Abbreviations: ANA, antinuclear antibody; SMA, anti-smooth muscle antibody; LKM-1, anti-liver kidney microsomal antibody-1; SLA, anti-soluble liver antigen; LC-1, anti-liver cytosol type 1 antibody; AIH, autoimmune hepatitis; IgG, serum immunoglobulin G.
Treatment
Currently, non-specific immunosuppressive agents are the primary approach. Most patients with autoimmune hepatitis (AIH) respond to immunosuppressive therapy. Indications for treatment include:
- Aminotransferase levels ≥3 times the upper limit of normal (ULN) and IgG ≥1.5 times ULN.
- Histological findings of bridging necrosis, multilobular necrosis, or perivenular inflammation.
- Newly diagnosed AIH with ALT and/or AST ≥10 times ULN.
- Presence of coagulation abnormalities in addition to liver injury, with INR ≥1.5.
For patients not meeting these criteria, treatment decisions depend on clinical circumstances.
The treatment regimen for adults typically involves:
- Prednisone combined with azathioprine is the preferred option. Prednisone is initiated at 30–40 mg/day and tapered to 10–15 mg/day within 4 weeks. Azathioprine is administered at 50 mg/day or 1–1.5 mg/(kg·day). This combination therapy is particularly suitable for patients with postmenopausal status, osteoporosis, brittle diabetes, obesity, acne, emotional instability, or hypertension.
- High-dose prednisone monotherapy is initiated at 40–60 mg/day and tapered to 15–20 mg/day within 4 weeks. This approach is recommended for patients with AIH who have concurrent cytopenia, thiopurine methyltransferase deficiency, pregnancy, or malignancy.
- In non-cirrhotic AIH patients, budesonide may be used as an alternative to prednisone (initial dose of 3 mg three times daily, later reduced to twice daily for maintenance).
Treatment should be individualized. The course of therapy generally lasts for at least 3 years or at least 2 years after achieving biochemical remission. For patients with two or more relapses, long-term maintenance therapy with the lowest effective dose is recommended. In cases of cholestasis, or overlap syndromes such as AIH + PBC or AIH + PSC, ursodeoxycholic acid may be added. For patients unresponsive to immunosuppressive therapy, alternatives such as cyclosporine, mycophenolate mofetil, tacrolimus, or rituximab may be considered.
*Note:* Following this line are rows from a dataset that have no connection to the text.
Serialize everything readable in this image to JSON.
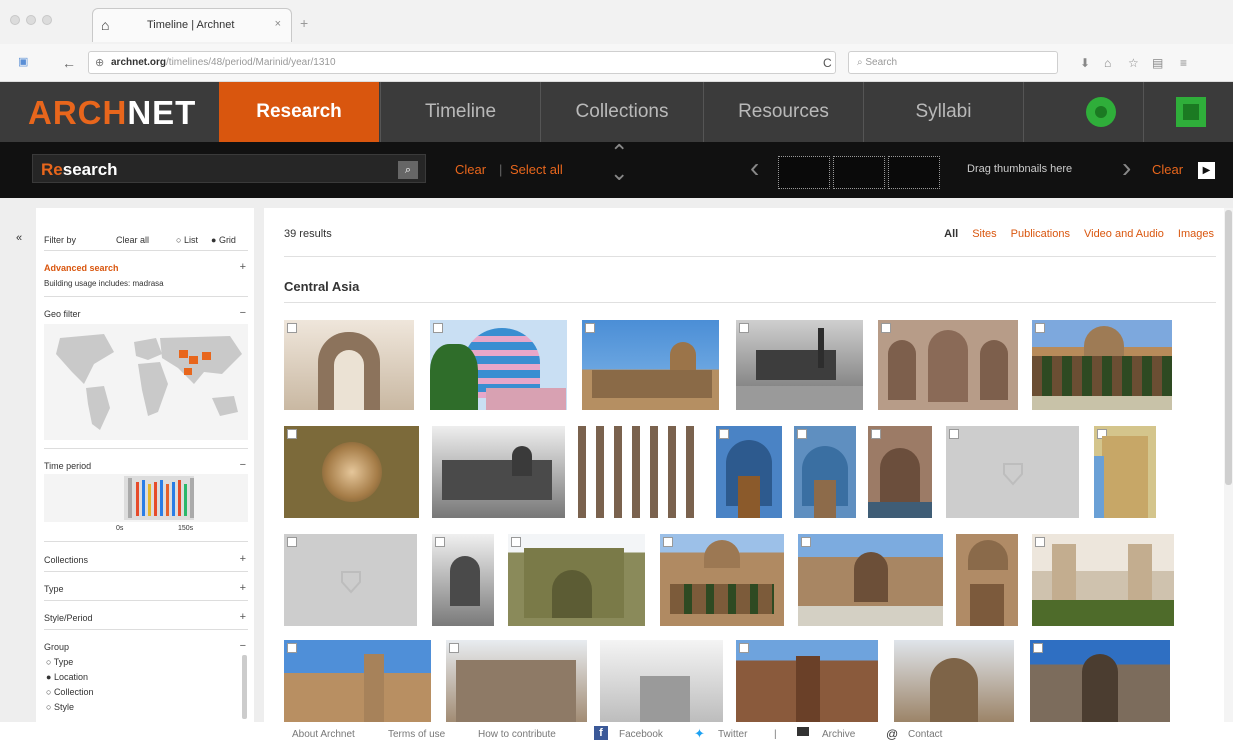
{
  "browser": {
    "tab_title": "Timeline | Archnet",
    "url_domain": "archnet.org",
    "url_path": "/timelines/48/period/Marinid/year/1310",
    "search_placeholder": "Search"
  },
  "header": {
    "logo_part1": "ARCH",
    "logo_part2": "NET",
    "tabs": [
      "Research",
      "Timeline",
      "Collections",
      "Resources",
      "Syllabi"
    ],
    "accent_color": "#d9560e"
  },
  "subbar": {
    "search_prefix": "Re",
    "search_rest": "search",
    "clear_label": "Clear",
    "select_all_label": "Select all",
    "drag_label": "Drag thumbnails here",
    "clear_right_label": "Clear"
  },
  "sidebar": {
    "filter_by": "Filter by",
    "clear_all": "Clear all",
    "list": "List",
    "grid": "Grid",
    "advanced_search": "Advanced search",
    "building_usage": "Building usage includes: madrasa",
    "geo_filter": "Geo filter",
    "time_period": "Time period",
    "time_start": "0s",
    "time_end": "150s",
    "collections": "Collections",
    "type": "Type",
    "style_period": "Style/Period",
    "group": "Group",
    "group_options": [
      "Type",
      "Location",
      "Collection",
      "Style"
    ]
  },
  "main": {
    "results": "39 results",
    "filters": [
      "All",
      "Sites",
      "Publications",
      "Video and Audio",
      "Images"
    ],
    "region": "Central Asia"
  },
  "footer": {
    "about": "About Archnet",
    "terms": "Terms of use",
    "contribute": "How to contribute",
    "facebook": "Facebook",
    "twitter": "Twitter",
    "separator": "|",
    "archive": "Archive",
    "contact": "Contact"
  }
}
In cases of AIH with no disease activity or spontaneous remission, as well as in non-active cirrhosis, immunosuppressive therapy may not be necessary, but close long-term follow-up (e.g., every 3–6 months) is essential. For patients with mild inflammatory activity (serum aminotransferase levels <3 times ULN, IgG <1.5 times ULN) or mild interface hepatitis on pathology, the benefits and risks of immunosuppressive therapy should be carefully weighed. In such cases, immunosuppressive therapy may be deferred, and hepatoprotective anti-inflammatory agents such as glycyrrhizin preparations can be used with close monitoring. If significant clinical symptoms or pronounced inflammatory activity occur, immunosuppressive therapy should be initiated.
Prognosis
The prognosis of autoimmune hepatitis varies widely. In general, the prognosis is favorable after achieving biochemical remission, with a 10-year overall survival rate of approximately 80%–93%. Key factors influencing long-term prognosis include the presence of cirrhosis at diagnosis, the response to treatment, and the frequency of relapses following treatment.